The emphasis on community uplift - not individual attainment - may strike some Americans as socialist. But the emphasis on community is part of King’s “Beloved Community,” Bass says.

King once wrote that all people are caught up in an “inescapable network of mutuality… I can never be what I ought to be until you are allowed to be what you ought to be.”

“When I listen to Obama, I don’t hear communism, I hear the Beloved Community,” Bass says. “But a lot of white Americans don’t hear that because they never sat in those churches and heard it over and over again. It’s the whole theology that motivated MLK and the civil rights movement.”

Obama is not a Christian, some think

For some, Obama’s actions in the Oval Office seem to contradict Christianity.

Jesus was nonviolent. Obama has ramped up drone attacks in Afghanistan that have not only removed terrorists, but killed civilians.

The Bible talks about the sanctity of marriage between a man and a woman.
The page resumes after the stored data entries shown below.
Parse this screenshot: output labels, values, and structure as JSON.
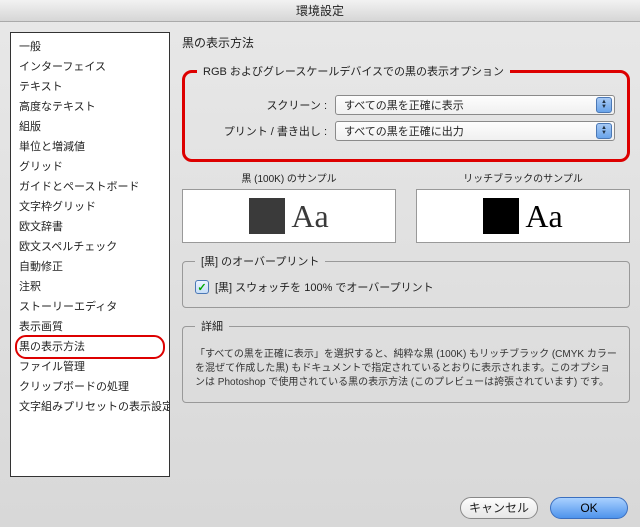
{
  "title": "環境設定",
  "sidebar": {
    "items": [
      {
        "label": "一般"
      },
      {
        "label": "インターフェイス"
      },
      {
        "label": "テキスト"
      },
      {
        "label": "高度なテキスト"
      },
      {
        "label": "組版"
      },
      {
        "label": "単位と増減値"
      },
      {
        "label": "グリッド"
      },
      {
        "label": "ガイドとペーストボード"
      },
      {
        "label": "文字枠グリッド"
      },
      {
        "label": "欧文辞書"
      },
      {
        "label": "欧文スペルチェック"
      },
      {
        "label": "自動修正"
      },
      {
        "label": "注釈"
      },
      {
        "label": "ストーリーエディタ"
      },
      {
        "label": "表示画質"
      },
      {
        "label": "黒の表示方法",
        "selected": true
      },
      {
        "label": "ファイル管理"
      },
      {
        "label": "クリップボードの処理"
      },
      {
        "label": "文字組みプリセットの表示設定"
      }
    ]
  },
  "main": {
    "header": "黒の表示方法",
    "rgb_group": {
      "legend": "RGB およびグレースケールデバイスでの黒の表示オプション",
      "screen_label": "スクリーン :",
      "screen_value": "すべての黒を正確に表示",
      "print_label": "プリント / 書き出し :",
      "print_value": "すべての黒を正確に出力",
      "sample_100k_label": "黒 (100K) のサンプル",
      "sample_rich_label": "リッチブラックのサンプル",
      "sample_text": "Aa"
    },
    "overprint_group": {
      "legend": "[黒] のオーバープリント",
      "checkbox_label": "[黒] スウォッチを 100% でオーバープリント",
      "checked": true
    },
    "detail_group": {
      "legend": "詳細",
      "text": "「すべての黒を正確に表示」を選択すると、純粋な黒 (100K) もリッチブラック (CMYK カラーを混ぜて作成した黒) もドキュメントで指定されているとおりに表示されます。このオプションは Photoshop で使用されている黒の表示方法 (このプレビューは誇張されています) です。"
    }
  },
  "footer": {
    "cancel": "キャンセル",
    "ok": "OK"
  }
}
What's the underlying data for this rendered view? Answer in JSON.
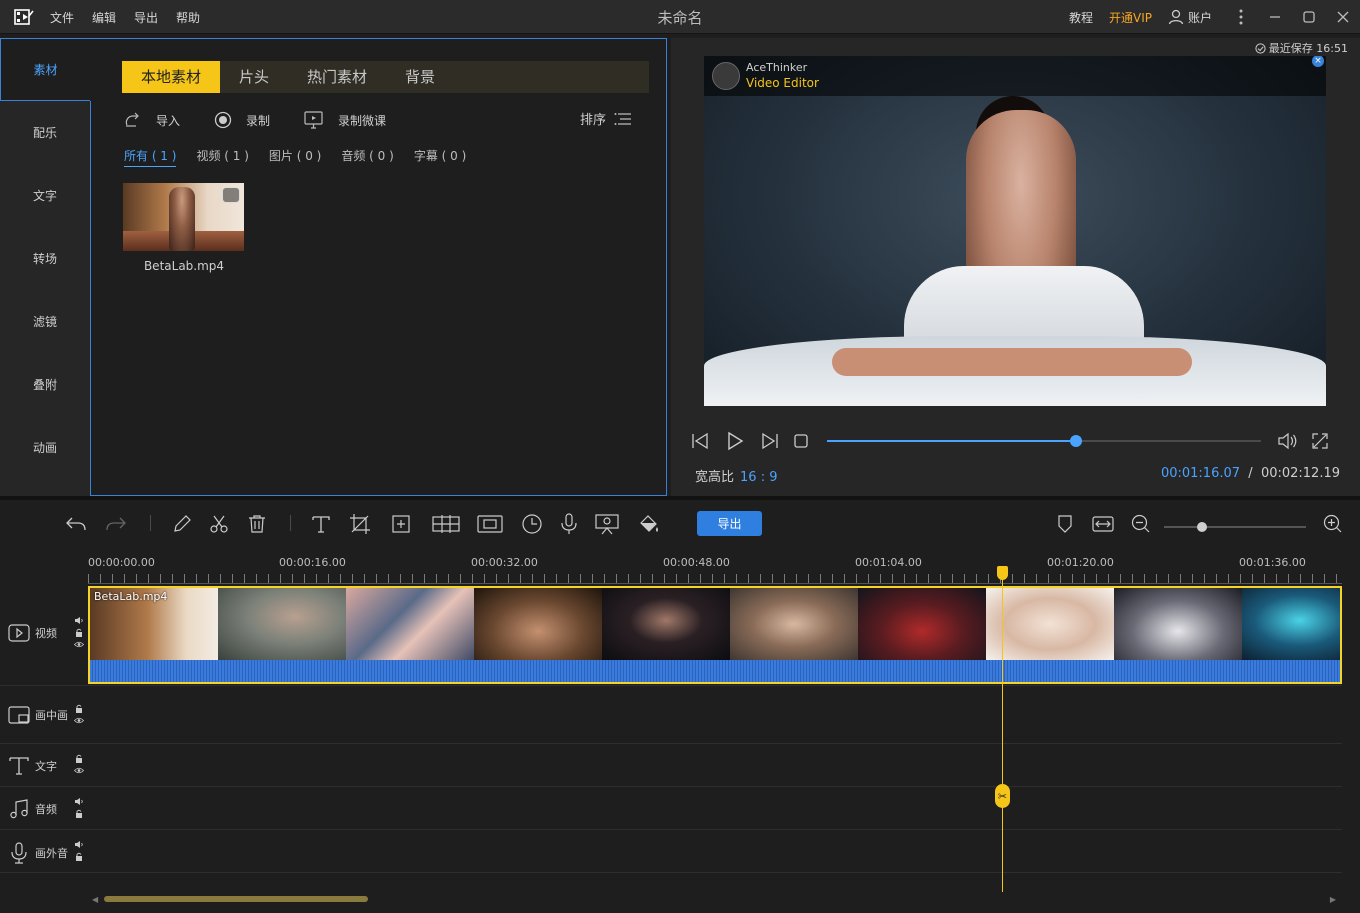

Obama invoked Jesus when he came out in support of same-sex marriage. “The thing at root that we think about is, not only Christ sacrificing himself on our behalf, but it’s also the Golden Rule," Obama told ABC News during his announcement.

Jesus talked about helping the poor. But he never said anything about creating a massive health care law that taxed the rich to help the poor, some Christians argue.

But Wallis of Sojourners says Obama’s push for health care was a supreme example of Christian faith.

A situation where 50 million Americans don’t have health insurance is “a fundamental Christian problem,” Wallis says.

“Health is such a Gospel issue. Jesus was involved in healing all the time, and to have some people excluded from health care because they lack wealth is a fundamental Christian contradiction.”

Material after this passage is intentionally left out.